ManagementSpeak: Tell me about yourself.
Translation: If I tried to read your resume, I wouldn’t understand it.
KJR Club member Bill Pierson explains both sides of a breakdown in communication.
Business writing isn’t the same as good writing. They overlap, but they aren’t congruent. For example: Were Strunk and White to read that a business function is repetitive, duplicative, and redundant, they would express dismay, and perhaps lose their most recent meal. In a memo, making the point triply like this increases its impact, offending only English Lit majors who never made the adaptations necessary to achieve a corner office.
Continuing from last week’s column, which provided some guidelines for good business writing (which overlaps but isn’t identical with graceful prose):
- Be specific. Compare “This report is awful,” with “This report contains no facts or evidence, is filled with unstated assumptions, argues by assertion, and makes false inferences.” Information is that which reduces uncertainty. Which criticism makes you less uncertain the report was awful?
- Hopefully vs I hope: Use “I hope.” While grammarians lost this battle a long time ago (“hopefully” once meant and should still mean “in a hopeful fashion”), you’ll sound more accurate if you say “I hope” or “we hope.” The effect will be subliminal, but still worth the effort.
- Use “I” sparingly. You aren’t writing about you. So, “I carefully analyzed the data,” might be accurate, but “Careful analysis of the data shows,” is better. Even in your resume, place the focus on your roles and accomplishments. If necessary, use sentence fragments: “Reduced process waste by 15% per year for three years.”
- Contractions: Use them more sparingly than when speaking, but don’t eliminate them. A fully conversational style usually isn’t appropriate — business writing is more formal than, for example, this column. Neither, though, is stiltedness.
- “We,” “you,” and “other people.” For some reason, many in business believe they can only use third-person construction. They’re wrong. “We” and “you” are wonderful pronouns. Use them frequently, but not interchangeably.”We” is better when recommending a difficult choice, “you” when describing positive behavior, and “other people,” “some,” or some other third-party term when describing behavior to revile. To illustrate: “We need to reduce costs.” “I’m sure you have already taken the first steps.” “There are those who haven’t yet accepted the overwhelming evidence.”
- Surrounding words with quotation marks: Do this only when referring to a word as a word — not to create emphasis. The previous bullet provides valid examples. Italics are often better: “In this document, prestidigitation refers to our new application development methodology.””Penn Jillette is masterful at ‘prestidigitation,'” is, in contrast, wrong (in its use of quotations marks — Penn Jillette prestidigitates phenomenally well).
- Don’t get fancy with vocabulary. Earlier in this column I used “chronicled” instead of “was about.” That’s the right choice … for a column, or an essay. In a memo, “chronicled” would sound pretentious.
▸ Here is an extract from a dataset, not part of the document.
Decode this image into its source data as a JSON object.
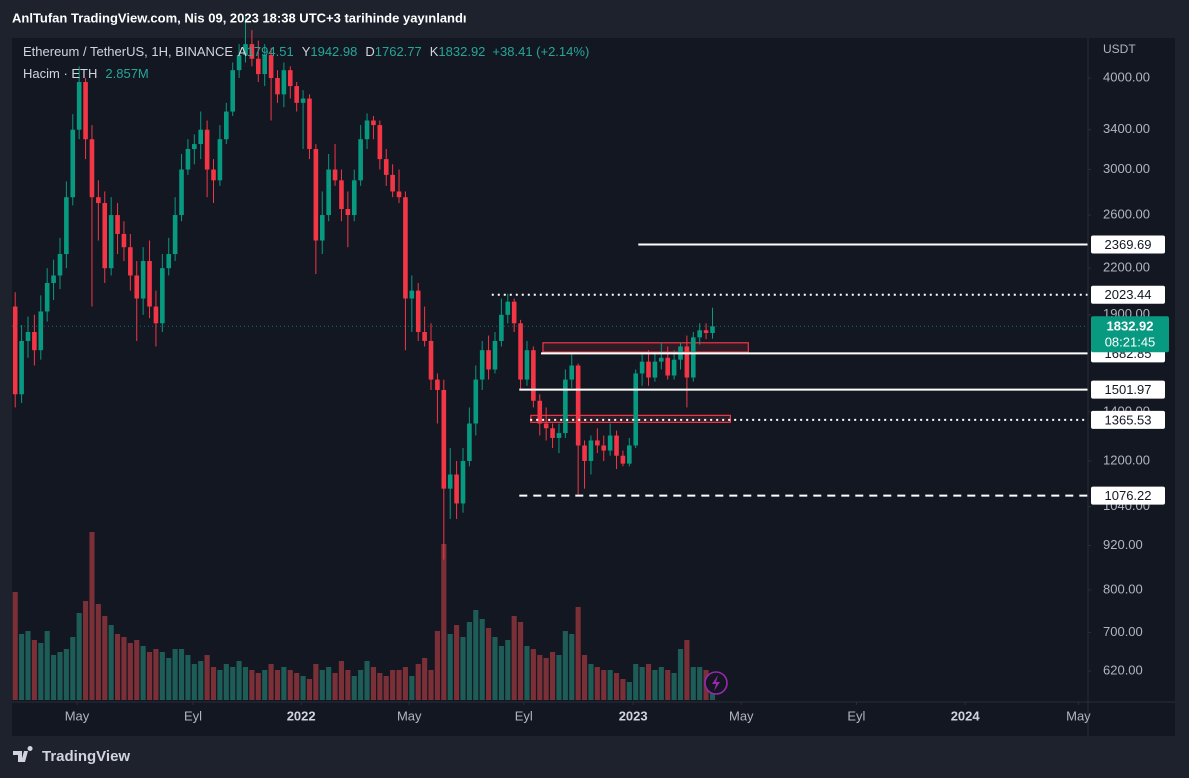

- Jargon. Use it freely if you’re certain your audience shares it. Otherwise, define your terms.
- Use “assume” carefully. It’s usually an insult, as in, “You’re assuming we’ll make a profit on this.” If the insult isn’t clear, contrast it with the (I hope) more accurate, “It appears you’ve concluded we’ll make a profit on this.” One says you’re too lazy to gather facts and draw logical inferences, the other gives you credit for both.
- Minimize weasel words. Don’t say, “In general, it’s fair to say that the department’s employees are competent, although there are exceptions.” Half of this sentence is disclaimer. “Most of the department’s employees are competent,” weasels enough. You’re writing a report or memo, not a legally binding document that requires escape clauses, loopholes and deniability.
- Gender: Use Ms. as the honorific for women if an honorific is needed. For role names, “man” is wrong and “person” is generally unnecessary, as “sales representative,” “server,” and “fire fighter” demonstrate. There is no graceful solution for a singular gender-neutral pronoun. “He/she” is, by now, widely used and good enough, and “they,” while ungrammatical, is unobtrusive and acceptable.
- Sentence-ending prepositions. If the result isn’t contorted, write around the problem. But as Churchill once said, in defense of terminal prepositions, “This is the sort of English up with which I will not put.”
Which reminds me of an old joke: A college student from New York City spends a semester at Harvard. Her first day on campus she asks a passerby, “Can you tell me where the library’s at?”
“I can,” he sniffs, “but I must point out that at Harvard one never finishes a sentence with a preposition.”
“Oh,” she says. “I’m sorry. You’re right. Let me rephrase my question. Can you tell me where the library’s at, moron?”